How Did Converse Become Popular? A Brief History of The Iconic Sneaker
If you have even a vague interest in dressing yourself, chances are you've had at least one pair of Converse Chuck Taylors in your life. After all, the shoe suits all styles: Despite their obvious differences in appearance and taste, celebrities like Wiz Khalifa, Mila Kunis, Blake Lively, and Kurt Cobain are all fans of the quintessential sneaker. But how did Converse become the fashion icon they are today? All Stars are actually a century old, and have an extensive history to match.
The original Converse company was set up in Malden, Massachusetts in 1908 by Marquis Mills Converse, who called his new venture the Converse Rubber Shoe company. The company's first several years were profitable enough to keep the brand running, but it was the transition to producing basketball sneakers in 1917 that really shifted Converse from a simple rubber shoe to the cultural icon it is today. The kicks were given the name "Converse All Stars" as a nod to their athletic design.
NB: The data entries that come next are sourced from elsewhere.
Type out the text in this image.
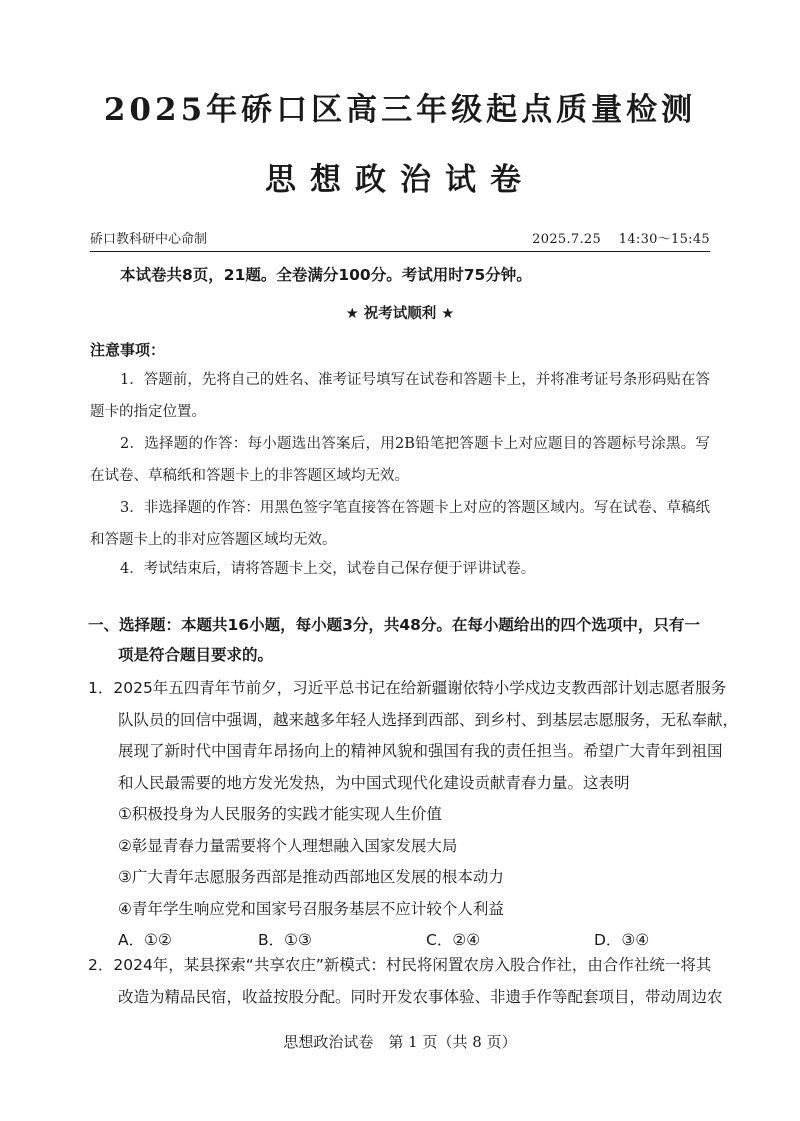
2025年硚口区高三年级起点质量检测
思想政治试卷
硚口教科研中心命制	2025.7.25　 14:30～15:45
本试卷共8页，21题。全卷满分100分。考试用时75分钟。
★ 祝考试顺利 ★
注意事项：
1．答题前，先将自己的姓名、准考证号填写在试卷和答题卡上，并将准考证号条形码贴在答题卡的指定位置。
2．选择题的作答：每小题选出答案后，用2B铅笔把答题卡上对应题目的答题标号涂黑。写在试卷、草稿纸和答题卡上的非答题区域均无效。
3．非选择题的作答：用黑色签字笔直接答在答题卡上对应的答题区域内。写在试卷、草稿纸和答题卡上的非对应答题区域均无效。
4．考试结束后，请将答题卡上交，试卷自己保存便于评讲试卷。
一、选择题：本题共16小题，每小题3分，共48分。在每小题给出的四个选项中，只有一
项是符合题目要求的。
1．2025年五四青年节前夕，习近平总书记在给新疆谢依特小学戍边支教西部计划志愿者服务
队队员的回信中强调，越来越多年轻人选择到西部、到乡村、到基层志愿服务，无私奉献，
展现了新时代中国青年昂扬向上的精神风貌和强国有我的责任担当。希望广大青年到祖国
和人民最需要的地方发光发热，为中国式现代化建设贡献青春力量。这表明
①积极投身为人民服务的实践才能实现人生价值
②彰显青春力量需要将个人理想融入国家发展大局
③广大青年志愿服务西部是推动西部地区发展的根本动力
④青年学生响应党和国家号召服务基层不应计较个人利益
A．①②	B．①③	C．②④	D．③④
2．2024年，某县探索“共享农庄”新模式：村民将闲置农房入股合作社，由合作社统一将其
改造为精品民宿，收益按股分配。同时开发农事体验、非遗手作等配套项目，带动周边农
思想政治试卷　第 1 页（共 8 页）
When basketball Hall of Fame alum Chuck Taylor lent his name and signature to the trainers in 1921, they became the basketball shoe. Basketball's inclusion in the 1936 Olympics only meant more publicity for the now-popular Converse All Stars, made all the more compelling by American's win against Canada.
1950s: Chucks Rebel
Chucks made the leap from athletic wear to alt fashion in the 1950s, when the classic black and white version became part of the youth rocker uniform. Rebel without a cause James Dean cemented their iconoclastic status when he appeared in several photographs wearing his Jack Purcell Converse kicks. Though historically associated with athleticism, Chucks began moving out of the realm of sports and into the realm of chillin'. In the succinct words of Ice Cube:
It's crazy to think that them basketball cats played in Chuck Taylors. I got Chucks in my suitcase right now, but that shit gives you flat feet.
1970s: THE ONE STAR
The shoes went through a series of design and marketing incarnations through the following years, but in the 1970s, Converse introduced the One Star, a precursor to the classic design we know today. The One Star featured a streamlined suede design with a star accent on the side, and quickly became the brand's other bestseller.
The Ramones were famously reputed to favor the sneakers for work and play, but in reality, the band initially wore PRO-Keds and later transitioned to Chucks. Drummer Tommy Ramone stated that though he favored the shoe, he was unclear on who Chuck Taylor actually was:
He was maybe a basketball coach or something. I don't know. He made cheap shoes.
1980s AND 90s: Grunge EXPLOSION
The 1980s became yet another crucial decade for Converse, starting in 1984 when the company was named an official sponsor of the Los Angeles Olympics. Despite Ice Cube's assertion that the shoes weren't ergonomic, the U.S. walked away with a gold medal in basketball wearing the shoes.
But when we think of Chucks, it's not their basketball legacy that springs to mind — it's the counterculture icons who wore them in the 1980s and 1990s. Chucks became the shoe of choice for rockers and rebels in the mid-'80s, spurred on by unofficial endorsement by bands from Guns N' Roses to Pearl Jam's Eddie Vedder.
Grunge stars Kurt Cobain and Winona Ryder rocked All Stars into the '90s — the dirtier, the better. The look was later borrowed by Green Day and the All American Rejects, cementing the shoes as a mass market staple. By the end of 1997, the company reported it had produced 550 million pairs over the course of just a single year.
But by 2001, rumors that the company was actually financially failing prompted a mass hysteria and public display of devotion to Converse. The company's financial woes were no mere gossip, and in 2003 Nike purchased the floundering Converse company. Though die-hard Converse fans may have scoffed at the company's decision to sell out to a more mainstream corporation, the settlement ultimately salvaged the company and resulted in countless innovative reincarnations of the famous shoe in the decade since.
These days, Converse seems to be in fine shape. In September 2013, Bloomberg Businessweek reported that "sales of the vintage Converse brand increased 16 percent, to $494 million, in the recent quarter, while earnings before interest and taxes jumped 36 percent," putting Chucks before Nike's own innovations in terms of profitability. Converse has hopped aboard the designer collaboration train in a big way, and this year alone, we can look forward to a Black Sabbath x Nike collaboration, as well as a Simpsons-themed collection.
If we had to guess, we'd wager Chucks will never go out of style.